Ga. college program teaches financial literacy

Going to college is good, but graduating with the smallest amount of debt possible is even better.

Students at Atlanta Technical College are the first in a pilot program with credit counseling agency Clearpoint Financial Solutions designed to a teach financial literacy. The “Smart Scholars: Graduating with Cents” program, launched Thursday, helps students cut their student loan debt, but also teaches long-term spending and budgeting skills.

The collaboration comes as college costs have continued to increase and the outstanding student loan debt exceeds $1.3 trillion nationally, including$15.1 million owed by Georgia borrowers on federal student loans, according to data released this month by the White House Council of Economic Advisers.

“We see the next (debt) crisis and want to get ahead of it,” said Tai Roberson, Clearpoint’s director of development.

Many of the students at Atlanta Technical College are over the age of 25 when they enroll in one of the school’s many programs.
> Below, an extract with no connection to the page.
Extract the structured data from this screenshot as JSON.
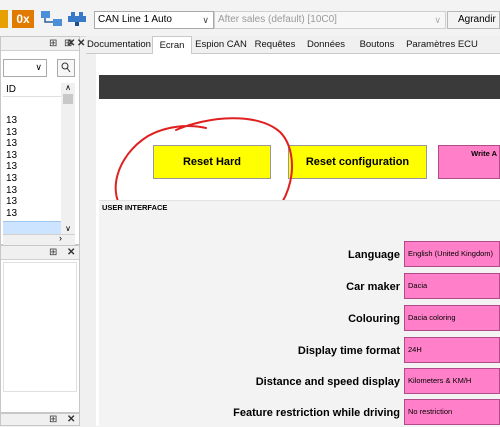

At this age, the students may not only face the usual college expenses, but also other financial issues, including credit card and other outstanding debts.

Before Purcell Wilson began his medical billing and coding program at Atlanta Tech, he had to pay off an old student loan from 1991, that had gone into default and was hurting his credit rating. When he completes his degree next year, he expects to have about $19,000 in new student loan debt to pay off.
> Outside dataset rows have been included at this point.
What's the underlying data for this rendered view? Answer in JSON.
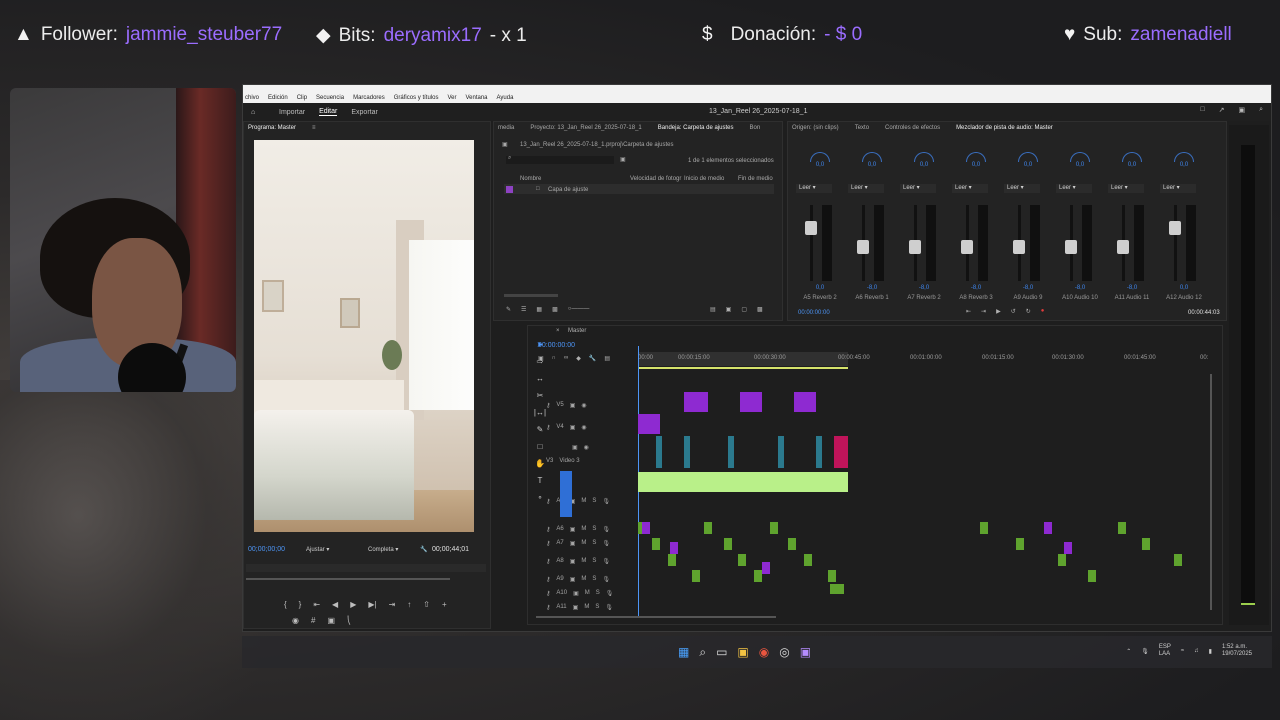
{
  "overlay": {
    "follower_label": "Follower:",
    "follower_name": "jammie_steuber77",
    "bits_label": "Bits:",
    "bits_name": "deryamix17",
    "bits_count": "- x 1",
    "donation_label": "Donación:",
    "donation_amount": "- $ 0",
    "sub_label": "Sub:",
    "sub_name": "zamenadiell"
  },
  "menubar": [
    "chivo",
    "Edición",
    "Clip",
    "Secuencia",
    "Marcadores",
    "Gráficos y títulos",
    "Ver",
    "Ventana",
    "Ayuda"
  ],
  "header": {
    "tabs": [
      "Importar",
      "Editar",
      "Exportar"
    ],
    "active_tab": "Editar",
    "project_title": "13_Jan_Reel 26_2025-07-18_1"
  },
  "program_monitor": {
    "title": "Programa: Master",
    "timecode_current": "00;00;00;00",
    "fit_label": "Ajustar",
    "quality_label": "Completa",
    "timecode_end": "00;00;44;01"
  },
  "project_panel": {
    "tabs": [
      "media",
      "Proyecto: 13_Jan_Reel 26_2025-07-18_1",
      "Bandeja: Carpeta de ajustes",
      "Bon"
    ],
    "path": "13_Jan_Reel 26_2025-07-18_1.prproj\\Carpeta de ajustes",
    "selection_info": "1 de 1 elementos seleccionados",
    "columns": [
      "Nombre",
      "Velocidad de fotogr",
      "Inicio de medio",
      "Fin de medio"
    ],
    "items": [
      {
        "name": "Capa de ajuste"
      }
    ]
  },
  "mixer": {
    "tabs": [
      "Origen: (sin clips)",
      "Texto",
      "Controles de efectos",
      "Mezclador de pista de audio: Master"
    ],
    "pan_value": "0,0",
    "read_label": "Leer",
    "channels": [
      {
        "name": "A5",
        "sub": "Reverb 2",
        "value": "0,0",
        "fader": 0.7
      },
      {
        "name": "A6",
        "sub": "Reverb 1",
        "value": "-8,0",
        "fader": 0.45
      },
      {
        "name": "A7",
        "sub": "Reverb 2",
        "value": "-8,0",
        "fader": 0.45
      },
      {
        "name": "A8",
        "sub": "Reverb 3",
        "value": "-8,0",
        "fader": 0.45
      },
      {
        "name": "A9",
        "sub": "Audio 9",
        "value": "-8,0",
        "fader": 0.45
      },
      {
        "name": "A10",
        "sub": "Audio 10",
        "value": "-8,0",
        "fader": 0.45
      },
      {
        "name": "A11",
        "sub": "Audio 11",
        "value": "-8,0",
        "fader": 0.45
      },
      {
        "name": "A12",
        "sub": "Audio 12",
        "value": "0,0",
        "fader": 0.7
      }
    ],
    "timecode_current": "00:00:00:00",
    "timecode_end": "00:00:44:03"
  },
  "timeline": {
    "sequence_name": "Master",
    "timecode": "00:00:00:00",
    "ruler": [
      "00:00",
      "00:00:15:00",
      "00:00:30:00",
      "00:00:45:00",
      "00:01:00:00",
      "00:01:15:00",
      "00:01:30:00",
      "00:01:45:00",
      "00:"
    ],
    "video_tracks": [
      "V5",
      "V4",
      "V3"
    ],
    "video3_name": "Video 3",
    "audio_tracks": [
      "A4",
      "A5",
      "A6",
      "A7",
      "A8",
      "A9",
      "A10",
      "A11"
    ]
  },
  "taskbar": {
    "lang_top": "ESP",
    "lang_bottom": "LAA",
    "time": "1:52 a.m.",
    "date": "19/07/2025"
  }
}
Participating in the Smart Scholars program was important for Wilson, who wants to learn more about managing his money, reducing his spending and improving his credit score from where it sits in the 400s.
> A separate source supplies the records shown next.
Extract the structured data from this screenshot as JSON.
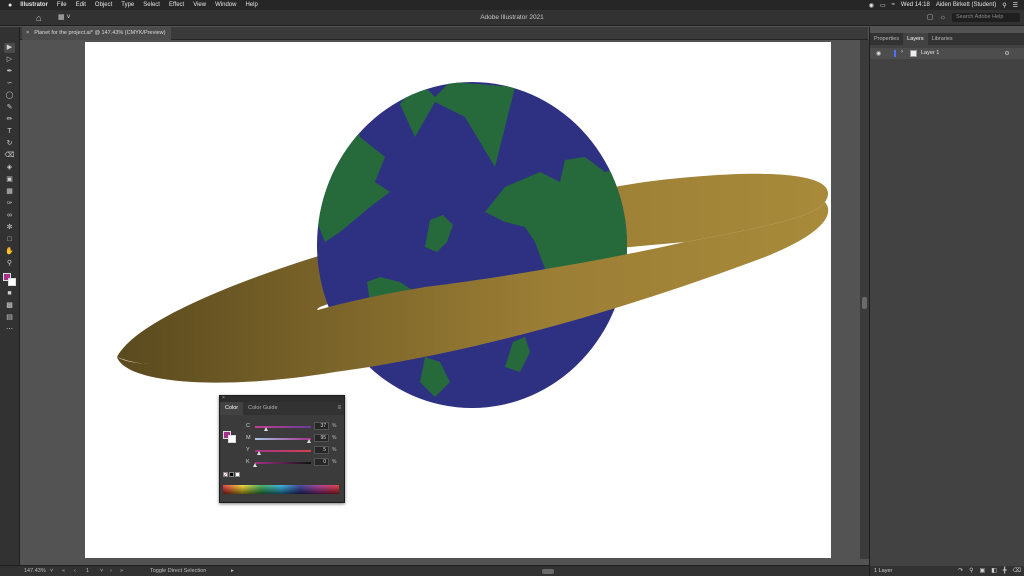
{
  "menubar": {
    "apple": "",
    "app": "Illustrator",
    "items": [
      "File",
      "Edit",
      "Object",
      "Type",
      "Select",
      "Effect",
      "View",
      "Window",
      "Help"
    ],
    "datetime": "Wed 14:18",
    "user": "Aiden Birkett (Student)"
  },
  "appbar": {
    "title": "Adobe Illustrator 2021",
    "search_placeholder": "Search Adobe Help"
  },
  "document": {
    "tab_title": "Planet for the project.ai* @ 147.43% (CMYK/Preview)",
    "close": "×"
  },
  "colors": {
    "planet": "#2e3182",
    "land": "#266a3b",
    "ring_light": "#a88a3a",
    "ring_dark": "#5a4a1e",
    "fill_color": "#a53289"
  },
  "statusbar": {
    "zoom": "147.43%",
    "artboard_num": "1",
    "tool_hint": "Toggle Direct Selection"
  },
  "layers_panel": {
    "tabs": [
      "Properties",
      "Layers",
      "Libraries"
    ],
    "active_tab": "Layers",
    "layer_name": "Layer 1",
    "layer_count": "1 Layer"
  },
  "color_panel": {
    "tabs": [
      "Color",
      "Color Guide"
    ],
    "active_tab": "Color",
    "channels": [
      {
        "label": "C",
        "value": "37",
        "pct": "%"
      },
      {
        "label": "M",
        "value": "95",
        "pct": "%"
      },
      {
        "label": "Y",
        "value": "5",
        "pct": "%"
      },
      {
        "label": "K",
        "value": "0",
        "pct": "%"
      }
    ]
  }
}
“I’ve been out of school like 30 years,” said Wilson, 49, who has worked for years in the restaurant industry. “I knew it was time to change my life and go back to school.”

About 40 students are in the initial group of Smart Scholars at Atlanta Tech. Plans are to expand the program, which is funded through the Georgia Power Foundation. The training includes one-on-one financial counseling with Clearpoint representatives, along with webinars and other online budgeting tools.

President Alvetta Peterman Thomas sees the program as reminiscent of the “give a man a fish proverb.”

“It breaks my heart to see students come back each semester” seeking small loans to pay a bill or a car payment, she said, hopefully the Smart Scholars program will help with long-term budgeting.